Terror suspects: Eric Holder’s defense (nothing new here)–agree or disagree?


My response:

There’s no question that after the killings in Little Rock and Fort Hood, the decision to try the KSM five in a civilian court in downtown Manhattan, and the Christmas Day bombing attempt (the government’s before and after behavior alike), the Obama-Holder “law-enforcement” approach to terrorism is under serious bipartisan scrutiny. And Holder’s letter yesterday to his critics on the Hill isn’t likely to assuage them, not least because it essentially ignores issues brought out in the January 20 hearings before the Senate Committee on Homeland Security, like the government’s failure to have its promised High-Value Interrogation Group (HIG) in place.

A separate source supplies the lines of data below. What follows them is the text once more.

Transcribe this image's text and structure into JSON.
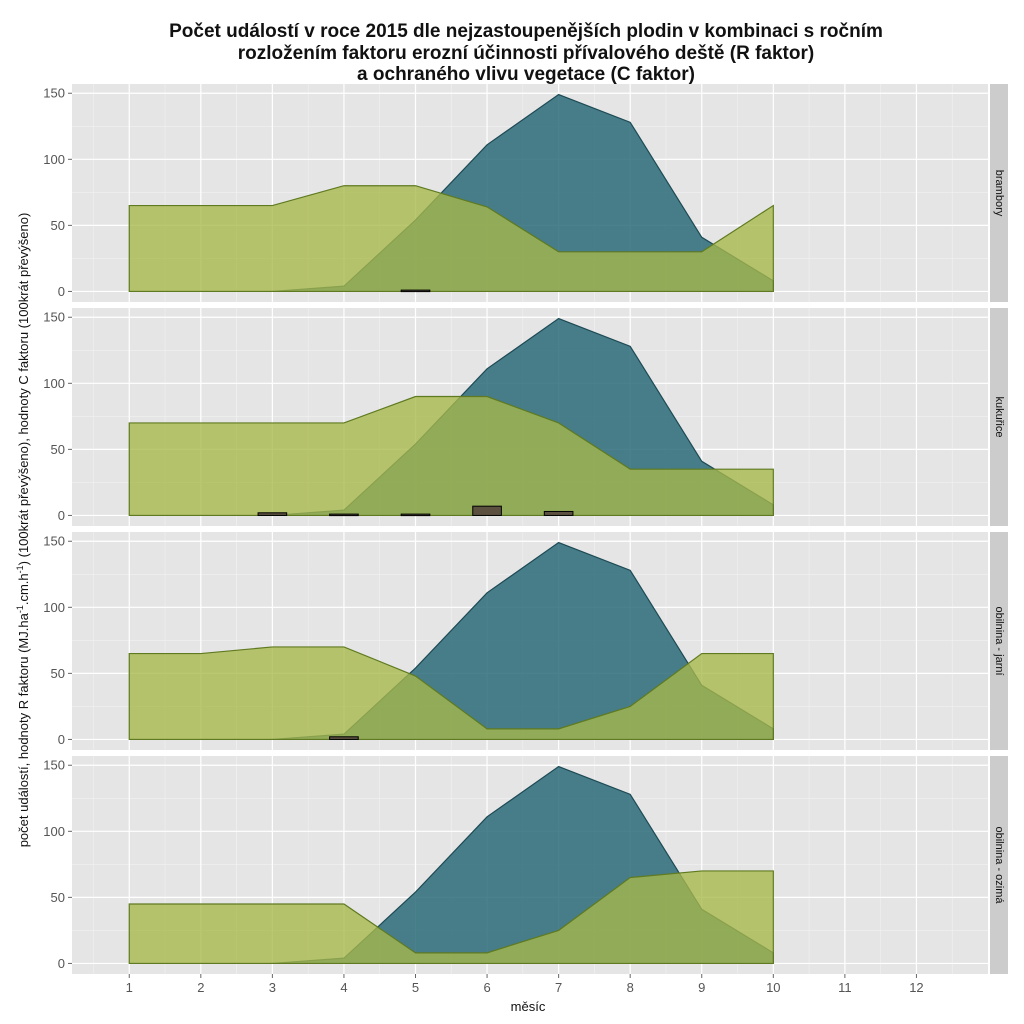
{
  "chart_data": {
    "type": "area",
    "title_lines": [
      "Počet událostí v roce 2015 dle nejzastoupenějších plodin v kombinaci s ročním",
      "rozložením faktoru erozní účinnosti přívalového deště (R faktor)",
      "a ochraného vlivu vegetace (C faktor)"
    ],
    "xlabel": "měsíc",
    "ylabel_parts": [
      "počet událostí, hodnoty R faktoru (MJ.ha",
      "-1",
      ".cm.h",
      "-1",
      ") (100krát převýšeno), hodnoty C faktoru (100krát převýšeno)"
    ],
    "x_ticks": [
      "1",
      "2",
      "3",
      "4",
      "5",
      "6",
      "7",
      "8",
      "9",
      "10",
      "11",
      "12"
    ],
    "y_ticks": [
      "0",
      "50",
      "100",
      "150"
    ],
    "xlim": [
      0.2,
      13
    ],
    "ylim": [
      -8,
      157
    ],
    "r_factor": {
      "x": [
        1,
        2,
        3,
        4,
        5,
        6,
        7,
        8,
        9,
        10
      ],
      "y": [
        0,
        0,
        0,
        4,
        54,
        111,
        149,
        128,
        41,
        8
      ]
    },
    "colors": {
      "r_fill": "#2a6b78",
      "r_line": "#1d4a55",
      "c_fill": "#a8b84a",
      "c_line": "#5f7a20",
      "bar_fill": "#5c5040",
      "bar_line": "#000000",
      "panel_bg": "#e5e5e5",
      "grid_major": "#ffffff",
      "strip_bg": "#cccccc"
    },
    "panels": [
      {
        "label": "brambory",
        "c_factor": {
          "x": [
            1,
            2,
            3,
            4,
            5,
            6,
            7,
            8,
            9,
            10
          ],
          "y": [
            65,
            65,
            65,
            80,
            80,
            64,
            30,
            30,
            30,
            65
          ]
        },
        "events": [
          {
            "x": 5,
            "count": 1
          }
        ]
      },
      {
        "label": "kukuřice",
        "c_factor": {
          "x": [
            1,
            2,
            3,
            4,
            5,
            6,
            7,
            8,
            9,
            10
          ],
          "y": [
            70,
            70,
            70,
            70,
            90,
            90,
            70,
            35,
            35,
            35
          ]
        },
        "events": [
          {
            "x": 3,
            "count": 2
          },
          {
            "x": 4,
            "count": 1
          },
          {
            "x": 5,
            "count": 1
          },
          {
            "x": 6,
            "count": 7
          },
          {
            "x": 7,
            "count": 3
          }
        ]
      },
      {
        "label": "obilnina - jarní",
        "c_factor": {
          "x": [
            1,
            2,
            3,
            4,
            5,
            6,
            7,
            8,
            9,
            10
          ],
          "y": [
            65,
            65,
            70,
            70,
            48,
            8,
            8,
            25,
            65,
            65
          ]
        },
        "events": [
          {
            "x": 4,
            "count": 2
          }
        ]
      },
      {
        "label": "obilnina - ozimá",
        "c_factor": {
          "x": [
            1,
            2,
            3,
            4,
            5,
            6,
            7,
            8,
            9,
            10
          ],
          "y": [
            45,
            45,
            45,
            45,
            8,
            8,
            25,
            65,
            70,
            70
          ]
        },
        "events": []
      }
    ]
  }
}
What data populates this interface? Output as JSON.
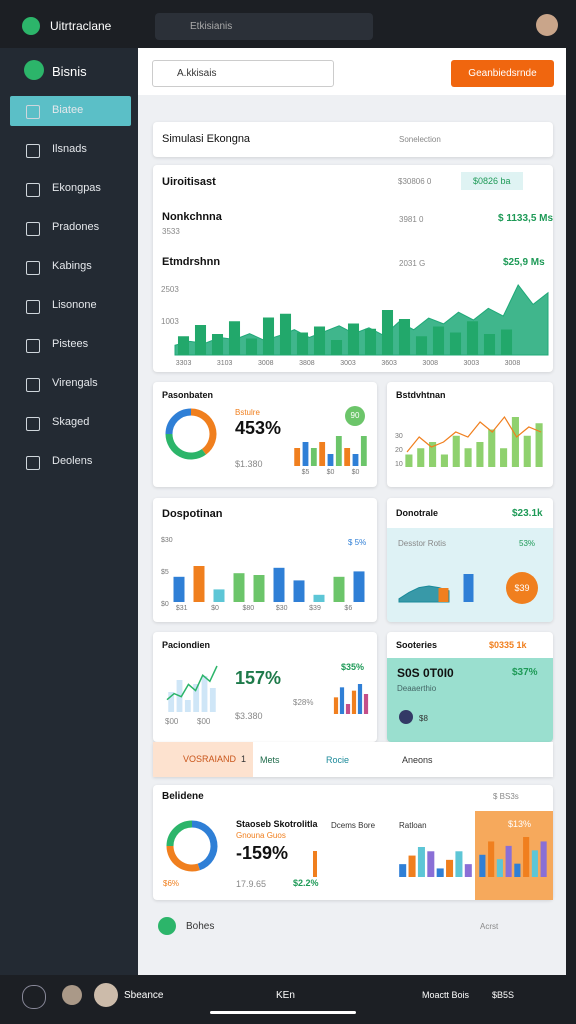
{
  "topbar": {
    "app": "Uitrtraclane",
    "search": "Etkisianis"
  },
  "sidebar": {
    "brand": "Bisnis",
    "items": [
      "Biatee",
      "Ilsnads",
      "Ekongpas",
      "Pradones",
      "Kabings",
      "Lisonone",
      "Pistees",
      "Virengals",
      "Skaged",
      "Deolens"
    ]
  },
  "toolbar": {
    "search": "A.kkisais",
    "button": "Geanbiedsrnde"
  },
  "select": {
    "label": "Simulasi Ekongna",
    "placeholder": "Sonelection"
  },
  "overview": {
    "title": "Uiroitisast",
    "stat1": "$30806 0",
    "stat2": "$0826 ba",
    "rows": [
      {
        "name": "Nonkchnna",
        "sub": "3533",
        "mid": "3981 0",
        "value": "$ 1133,5 Ms"
      },
      {
        "name": "Etmdrshnn",
        "mid": "2031 G",
        "value": "$25,9 Ms"
      }
    ],
    "axis": [
      "2503",
      "1003"
    ],
    "xlabels": [
      "3303",
      "3103",
      "3008",
      "3808",
      "3003",
      "3603",
      "3008",
      "3003",
      "3008"
    ],
    "bars": [
      25,
      40,
      28,
      45,
      22,
      50,
      55,
      30,
      38,
      20,
      42,
      35,
      60,
      48,
      25,
      38,
      30,
      45,
      28,
      34
    ],
    "area": [
      10,
      14,
      12,
      18,
      16,
      22,
      15,
      20,
      26,
      18,
      24,
      30,
      22,
      28,
      20,
      34,
      26,
      38,
      32,
      44,
      36,
      48,
      40,
      72,
      52,
      64
    ],
    "color": "#22a86b"
  },
  "donut_card": {
    "title": "Pasonbaten",
    "label": "Bstulre",
    "value": "453%",
    "sub": "$1.380",
    "badge": "90",
    "donut": [
      40,
      35,
      25
    ],
    "donut_colors": [
      "#f07f1e",
      "#2cb56a",
      "#2f7fd6"
    ],
    "bars": [
      3,
      4,
      3,
      4,
      2,
      5,
      3,
      2,
      5
    ],
    "bar_colors": [
      "#f07f1e",
      "#2f7fd6",
      "#6cc56a"
    ],
    "xlabels": [
      "$5",
      "$0",
      "$0"
    ]
  },
  "combo_card": {
    "title": "Bstdvhtnan",
    "yticks": [
      "30",
      "20",
      "10"
    ],
    "bars": [
      2,
      3,
      4,
      2,
      5,
      3,
      4,
      6,
      3,
      8,
      5,
      7
    ],
    "line": [
      3,
      6,
      4,
      5,
      7,
      6,
      9,
      7,
      10,
      6,
      8,
      7
    ],
    "bar_color": "#8fd16e",
    "line_color": "#f07f1e"
  },
  "bar_card": {
    "title": "Dospotinan",
    "legend": "$ 5%",
    "yticks": [
      "$30",
      "$5",
      "$0"
    ],
    "xlabels": [
      "$31",
      "$0",
      "$80",
      "$30",
      "$39",
      "$6"
    ],
    "bars": [
      14,
      20,
      7,
      16,
      15,
      19,
      12,
      4,
      14,
      17
    ],
    "colors": [
      "#2f7fd6",
      "#f07f1e",
      "#5dc6d6",
      "#6cc56a",
      "#6cc56a",
      "#2f7fd6",
      "#2f7fd6",
      "#5dc6d6",
      "#6cc56a",
      "#2f7fd6"
    ]
  },
  "area_card": {
    "title": "Donotrale",
    "value": "$23.1k",
    "label": "Desstor Rotis",
    "pct": "53%",
    "badge": "$39",
    "area": [
      2,
      6,
      9,
      10,
      9,
      7
    ],
    "bars": [
      8,
      16
    ],
    "colors": [
      "#f07f1e",
      "#2f7fd6"
    ],
    "area_color": "#1b8a9a"
  },
  "line_card": {
    "title": "Paciondien",
    "value": "157%",
    "pct": "$35%",
    "sub": "$3.380",
    "stat": "$28%",
    "axis": [
      "$00",
      "$00"
    ],
    "line": [
      4,
      6,
      5,
      9,
      7,
      12,
      10,
      15
    ],
    "bars": [
      5,
      8,
      3,
      7,
      9,
      6
    ],
    "colors": [
      "#f07f1e",
      "#2f7fd6",
      "#c44f8a"
    ],
    "line_color": "#2cb56a"
  },
  "teal_card": {
    "title": "Sooteries",
    "value": "$0335 1k",
    "big": "S0S 0T0I0",
    "pct": "$37%",
    "sub": "Deaaerthio",
    "tag": "$8"
  },
  "tabs": {
    "first": "VOSRAIAND",
    "count": "1",
    "items": [
      "Mets",
      "Rocie",
      "Aneons"
    ]
  },
  "summary": {
    "title": "Belidene",
    "badge": "$ BS3s",
    "heading": "Staoseb Skotrolitla",
    "sub": "Gnouna Guos",
    "value": "-159%",
    "pct": "$6%",
    "amount": "17.9.65",
    "stat": "$2.2%",
    "col1": "Dcems Bore",
    "col2": "Ratloan",
    "hl": "$13%",
    "donut": [
      45,
      30,
      25
    ],
    "donut_colors": [
      "#2f7fd6",
      "#f07f1e",
      "#2cb56a"
    ],
    "bars": [
      3,
      5,
      7,
      6,
      2,
      4,
      6,
      3
    ],
    "bars2": [
      5,
      8,
      4,
      7,
      3,
      9,
      6,
      8
    ],
    "colors": [
      "#2f7fd6",
      "#f07f1e",
      "#5dc6d6",
      "#8a6fd6"
    ]
  },
  "footer_row": {
    "label": "Bohes",
    "link": "Acrst"
  },
  "bottombar": {
    "user": "Sbeance",
    "center": "KEn",
    "right": "Moactt Bois",
    "code": "$B5S"
  }
}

Nor are the administration’s repeated efforts to justify itself by saying it’s doing only what the Bush administration did likely to persuade. In the aftermath of 9/11, and in the teeth of manifold legal challenges, the Bush administration hardly developed a systematic or consistent approach to terrorism. Much thought has been given to the subject since 9/11, of course, and it’s shown the subject to be anything but simple. Nevertheless, if anything is clear, it is that if we are in a war on terror (or in a war against Islamic terrorists), as Obama has finally acknowledged, then the main object in that war ought not to be “to bring terrorists to justice” through after-the-fact prosecutions — the law-enforcement approach — but to prevent terrorist attacks before they happen, which means that intelligence gathering should be the main object of this war. And that, precisely, is what the obsession with Mirandizing, lawyering up, and prosecuting seems to treat as of secondary importance. Intelligence is our first line of defense — and should be our first priority.